Military logistics, as Tung-Hui Hu shows, gradually morphed into cloud platforms whose essential task is not transporting materiel but routing packets of meaning (48). Vector embeddings, for example, are dispatch labels optimized for rapid travel through GPU clusters; they are infrastructural procedures rather than semantic propositions. Agency therefore surfaces in the choreography of linguistic fragments across compute nodes, memory hierarchies, and content-delivery networks, the orchestra of latencies that quite literally speaks.


Streaming recommendation engines make this choreography perceptible at human scale. A request for music may appear trivial, yet the response navigates a pipeline that references historic listening vectors, segments demographic cohorts, infers preferences, and re-orders future clicks. Matteo Pasquinelli calls the value extracted from such patterned predictability “cybernetic rent,” situating agency in the system’s power to privilege certain cognitive pathways and make some thoughts easier than others (112).

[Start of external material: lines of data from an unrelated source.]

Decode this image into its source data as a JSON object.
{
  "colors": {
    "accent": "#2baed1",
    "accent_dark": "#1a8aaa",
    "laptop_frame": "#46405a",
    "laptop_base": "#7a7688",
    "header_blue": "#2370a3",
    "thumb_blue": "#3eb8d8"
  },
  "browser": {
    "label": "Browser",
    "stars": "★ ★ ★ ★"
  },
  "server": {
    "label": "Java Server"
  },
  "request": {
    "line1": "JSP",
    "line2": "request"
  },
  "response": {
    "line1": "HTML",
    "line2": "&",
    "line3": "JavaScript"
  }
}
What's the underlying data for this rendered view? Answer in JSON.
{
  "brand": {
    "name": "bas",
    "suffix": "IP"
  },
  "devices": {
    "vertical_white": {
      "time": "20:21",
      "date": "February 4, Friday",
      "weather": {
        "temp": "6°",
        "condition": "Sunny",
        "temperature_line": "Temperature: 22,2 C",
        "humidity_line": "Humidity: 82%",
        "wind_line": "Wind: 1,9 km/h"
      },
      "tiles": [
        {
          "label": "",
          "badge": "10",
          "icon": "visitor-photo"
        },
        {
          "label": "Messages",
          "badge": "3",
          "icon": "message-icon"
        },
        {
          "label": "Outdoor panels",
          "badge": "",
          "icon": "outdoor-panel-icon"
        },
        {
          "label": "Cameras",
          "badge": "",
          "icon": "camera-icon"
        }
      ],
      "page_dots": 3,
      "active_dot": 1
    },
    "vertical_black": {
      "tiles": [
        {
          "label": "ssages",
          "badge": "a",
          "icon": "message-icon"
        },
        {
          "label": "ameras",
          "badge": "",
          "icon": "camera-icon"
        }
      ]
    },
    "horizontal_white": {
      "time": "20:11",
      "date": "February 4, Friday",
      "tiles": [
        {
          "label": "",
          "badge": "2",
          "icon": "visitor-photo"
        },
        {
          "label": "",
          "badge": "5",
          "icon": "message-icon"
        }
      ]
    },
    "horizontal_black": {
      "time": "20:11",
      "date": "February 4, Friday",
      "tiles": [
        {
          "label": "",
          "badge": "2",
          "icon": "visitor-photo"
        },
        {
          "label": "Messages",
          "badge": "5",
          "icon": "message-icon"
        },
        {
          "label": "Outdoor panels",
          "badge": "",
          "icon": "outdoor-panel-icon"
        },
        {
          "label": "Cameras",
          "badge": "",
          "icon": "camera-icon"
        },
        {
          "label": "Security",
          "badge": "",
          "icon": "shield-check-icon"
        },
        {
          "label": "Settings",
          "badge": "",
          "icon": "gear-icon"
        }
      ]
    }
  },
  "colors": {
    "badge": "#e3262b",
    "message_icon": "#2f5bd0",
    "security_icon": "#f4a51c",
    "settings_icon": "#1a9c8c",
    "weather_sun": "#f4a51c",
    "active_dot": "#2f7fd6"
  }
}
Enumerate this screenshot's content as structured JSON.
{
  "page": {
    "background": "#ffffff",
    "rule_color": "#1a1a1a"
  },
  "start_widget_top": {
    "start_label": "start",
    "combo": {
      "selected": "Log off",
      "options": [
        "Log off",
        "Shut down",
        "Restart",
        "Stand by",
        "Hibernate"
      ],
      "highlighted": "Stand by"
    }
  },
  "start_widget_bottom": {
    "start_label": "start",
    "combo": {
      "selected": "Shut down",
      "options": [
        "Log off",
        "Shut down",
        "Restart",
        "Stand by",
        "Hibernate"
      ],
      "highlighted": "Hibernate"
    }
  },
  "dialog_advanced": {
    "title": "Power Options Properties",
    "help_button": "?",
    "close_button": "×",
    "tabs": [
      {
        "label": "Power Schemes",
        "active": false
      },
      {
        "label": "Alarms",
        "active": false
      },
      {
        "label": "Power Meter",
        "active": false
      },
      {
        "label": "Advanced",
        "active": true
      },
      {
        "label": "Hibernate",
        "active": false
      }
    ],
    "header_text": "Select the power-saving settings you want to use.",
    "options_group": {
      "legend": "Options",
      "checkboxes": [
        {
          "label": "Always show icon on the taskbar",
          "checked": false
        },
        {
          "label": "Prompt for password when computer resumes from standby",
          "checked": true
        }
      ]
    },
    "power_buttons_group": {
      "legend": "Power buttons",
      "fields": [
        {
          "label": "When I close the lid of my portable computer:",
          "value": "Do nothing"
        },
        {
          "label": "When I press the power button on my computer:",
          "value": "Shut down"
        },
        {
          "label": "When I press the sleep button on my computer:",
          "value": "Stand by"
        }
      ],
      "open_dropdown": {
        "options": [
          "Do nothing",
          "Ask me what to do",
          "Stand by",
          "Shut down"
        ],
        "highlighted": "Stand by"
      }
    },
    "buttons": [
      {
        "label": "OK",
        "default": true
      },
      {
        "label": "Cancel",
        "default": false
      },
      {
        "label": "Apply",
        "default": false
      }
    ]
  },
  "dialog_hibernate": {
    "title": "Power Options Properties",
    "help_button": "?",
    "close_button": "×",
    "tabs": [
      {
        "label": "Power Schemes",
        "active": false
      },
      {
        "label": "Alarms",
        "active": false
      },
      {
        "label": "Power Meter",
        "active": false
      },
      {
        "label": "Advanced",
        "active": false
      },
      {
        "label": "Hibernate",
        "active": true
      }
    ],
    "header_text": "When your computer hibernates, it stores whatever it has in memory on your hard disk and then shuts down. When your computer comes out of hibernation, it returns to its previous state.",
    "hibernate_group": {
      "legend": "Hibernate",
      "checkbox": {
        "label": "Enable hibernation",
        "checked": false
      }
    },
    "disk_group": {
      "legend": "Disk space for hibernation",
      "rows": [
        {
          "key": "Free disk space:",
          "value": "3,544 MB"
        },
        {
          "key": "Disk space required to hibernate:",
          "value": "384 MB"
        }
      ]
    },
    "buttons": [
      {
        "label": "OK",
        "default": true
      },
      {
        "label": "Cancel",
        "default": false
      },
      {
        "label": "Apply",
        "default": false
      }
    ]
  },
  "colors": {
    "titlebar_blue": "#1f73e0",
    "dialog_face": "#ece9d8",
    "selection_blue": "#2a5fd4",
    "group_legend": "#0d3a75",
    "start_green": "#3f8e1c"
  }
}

Harun Farocki’s notion of the operative image clarifies this invisible governance. Tokens in a large language model function less as representations than as control signals guiding subsequent computation. Antoinette Rouvroy and Thomas Berns describe this mode of power as algorithmic governmentality, in which legal norms give way to data-driven modulation (201). The model does not declare what a sentence means; it modulates how often a semantic proximity surfaces, how quickly a topic drifts, and how an idea attains visibility.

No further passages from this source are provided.